Noyé sous les aides publiques, le CAC40 enchaîne les records depuis le début de l’année 2021. Après avoir approuvé 51 milliards d’euros de dividendes et rachats d’actions au printemps – soit 140 % de ses profits sur l’année -, il a enregistré plus de 57 milliards de bénéfices rien qu’au premier semestre, et surpassé son record historique de valorisation boursière en novembre. Ne sachant apparemment plus quoi faire de tout leur argent, les grandes entreprises françaises se sont mises à racheter massivement leurs propres actions en bourse pour en faire monter le cours.

D’après ses documents financiers, le CAC40 a procédé à 6 milliards de rachats d’actions propres au cours du premier semestre 2021. À partir de l’été, la machine s’est emballée.

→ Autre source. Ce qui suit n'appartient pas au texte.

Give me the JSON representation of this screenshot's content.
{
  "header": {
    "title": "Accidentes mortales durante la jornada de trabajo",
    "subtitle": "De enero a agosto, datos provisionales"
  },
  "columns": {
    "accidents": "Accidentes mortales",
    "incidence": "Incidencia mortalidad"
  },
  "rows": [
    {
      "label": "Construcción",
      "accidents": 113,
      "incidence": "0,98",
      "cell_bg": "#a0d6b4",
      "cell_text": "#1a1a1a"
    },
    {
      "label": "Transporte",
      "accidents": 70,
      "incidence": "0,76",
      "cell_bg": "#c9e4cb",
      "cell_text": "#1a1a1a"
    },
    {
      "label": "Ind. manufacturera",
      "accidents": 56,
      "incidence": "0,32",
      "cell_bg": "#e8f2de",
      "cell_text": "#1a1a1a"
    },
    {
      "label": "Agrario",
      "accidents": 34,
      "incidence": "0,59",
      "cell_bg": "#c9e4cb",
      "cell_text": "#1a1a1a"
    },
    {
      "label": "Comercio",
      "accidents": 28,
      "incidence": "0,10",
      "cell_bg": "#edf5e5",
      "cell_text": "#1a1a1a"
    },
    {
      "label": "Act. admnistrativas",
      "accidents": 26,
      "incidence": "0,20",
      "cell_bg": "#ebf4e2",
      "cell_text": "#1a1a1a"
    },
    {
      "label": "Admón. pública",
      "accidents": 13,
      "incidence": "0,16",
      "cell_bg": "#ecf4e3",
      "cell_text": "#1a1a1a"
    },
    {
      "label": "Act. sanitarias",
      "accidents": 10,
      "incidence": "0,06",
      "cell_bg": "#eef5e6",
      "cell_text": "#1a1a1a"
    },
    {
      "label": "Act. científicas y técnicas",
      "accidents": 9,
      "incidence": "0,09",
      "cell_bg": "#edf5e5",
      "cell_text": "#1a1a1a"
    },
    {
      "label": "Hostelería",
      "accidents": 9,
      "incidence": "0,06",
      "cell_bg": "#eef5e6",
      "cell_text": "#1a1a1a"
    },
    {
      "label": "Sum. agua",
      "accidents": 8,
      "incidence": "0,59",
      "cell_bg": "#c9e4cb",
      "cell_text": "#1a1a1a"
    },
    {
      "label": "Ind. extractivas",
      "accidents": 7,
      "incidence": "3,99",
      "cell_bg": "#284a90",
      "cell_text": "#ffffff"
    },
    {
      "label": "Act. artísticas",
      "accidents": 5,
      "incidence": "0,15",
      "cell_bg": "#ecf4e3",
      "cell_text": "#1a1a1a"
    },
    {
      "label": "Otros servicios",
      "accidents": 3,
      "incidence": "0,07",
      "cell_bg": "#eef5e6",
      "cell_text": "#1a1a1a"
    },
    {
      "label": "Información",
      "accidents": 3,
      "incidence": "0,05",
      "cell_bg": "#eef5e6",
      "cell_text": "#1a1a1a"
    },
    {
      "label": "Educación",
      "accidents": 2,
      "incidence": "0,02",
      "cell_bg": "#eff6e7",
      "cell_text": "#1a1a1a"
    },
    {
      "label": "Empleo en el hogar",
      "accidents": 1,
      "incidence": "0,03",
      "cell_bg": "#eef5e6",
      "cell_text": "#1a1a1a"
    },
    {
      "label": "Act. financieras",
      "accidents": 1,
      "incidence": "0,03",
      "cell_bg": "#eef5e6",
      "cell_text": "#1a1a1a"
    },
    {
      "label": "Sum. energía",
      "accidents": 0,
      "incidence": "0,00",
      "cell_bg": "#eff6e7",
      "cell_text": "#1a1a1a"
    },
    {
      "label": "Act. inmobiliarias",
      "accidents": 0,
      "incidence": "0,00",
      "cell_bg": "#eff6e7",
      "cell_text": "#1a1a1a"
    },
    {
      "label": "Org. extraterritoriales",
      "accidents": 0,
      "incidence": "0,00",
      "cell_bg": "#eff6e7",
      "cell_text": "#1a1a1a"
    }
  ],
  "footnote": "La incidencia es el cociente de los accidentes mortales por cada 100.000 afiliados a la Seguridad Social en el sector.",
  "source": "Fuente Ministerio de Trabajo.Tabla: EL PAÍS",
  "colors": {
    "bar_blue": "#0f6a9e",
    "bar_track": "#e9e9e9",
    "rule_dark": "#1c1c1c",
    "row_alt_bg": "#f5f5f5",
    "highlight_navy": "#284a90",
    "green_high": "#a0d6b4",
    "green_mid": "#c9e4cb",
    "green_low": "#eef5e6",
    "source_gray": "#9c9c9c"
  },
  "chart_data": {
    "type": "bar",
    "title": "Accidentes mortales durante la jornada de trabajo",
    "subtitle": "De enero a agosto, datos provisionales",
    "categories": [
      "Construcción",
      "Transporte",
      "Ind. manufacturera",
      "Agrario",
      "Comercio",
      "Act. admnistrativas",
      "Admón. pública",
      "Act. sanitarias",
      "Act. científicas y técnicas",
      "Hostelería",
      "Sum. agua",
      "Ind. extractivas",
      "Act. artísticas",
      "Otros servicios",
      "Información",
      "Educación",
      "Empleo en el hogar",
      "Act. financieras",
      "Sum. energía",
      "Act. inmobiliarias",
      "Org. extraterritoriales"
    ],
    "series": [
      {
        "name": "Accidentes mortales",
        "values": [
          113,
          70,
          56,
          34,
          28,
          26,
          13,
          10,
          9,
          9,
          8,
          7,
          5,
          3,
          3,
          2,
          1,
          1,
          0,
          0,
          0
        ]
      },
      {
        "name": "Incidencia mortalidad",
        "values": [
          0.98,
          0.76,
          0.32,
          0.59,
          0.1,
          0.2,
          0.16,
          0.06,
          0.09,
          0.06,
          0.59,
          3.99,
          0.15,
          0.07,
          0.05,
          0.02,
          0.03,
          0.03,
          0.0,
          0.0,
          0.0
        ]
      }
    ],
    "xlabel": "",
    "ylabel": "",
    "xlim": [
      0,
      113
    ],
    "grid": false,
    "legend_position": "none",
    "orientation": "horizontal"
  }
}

Selon les informations disponibles, les groupes français devraient procéder à des rachats d’actions supplémentaires pour au moins 11 milliards d’euros – flirtant avec le record annuel de 2007 (19 milliards d’euros), juste avant la crise financière globale. 17 milliards pour valoriser artificiellement le patrimoine de leurs actionnaires par une opération de pure ingénierie financière, qui auraient pu être consacrés à investir dans la transition climatique, à créer des emplois ou à augmenter les salaires.

17 milliards d’euros, c’est aussi de quoi financer 34 hôpitaux publics ou 400 lycées, de quoi employer 320 000 personnes au salaire moyen pendant un an, ou de rénover entièrement 340 000 passoires énergétiques.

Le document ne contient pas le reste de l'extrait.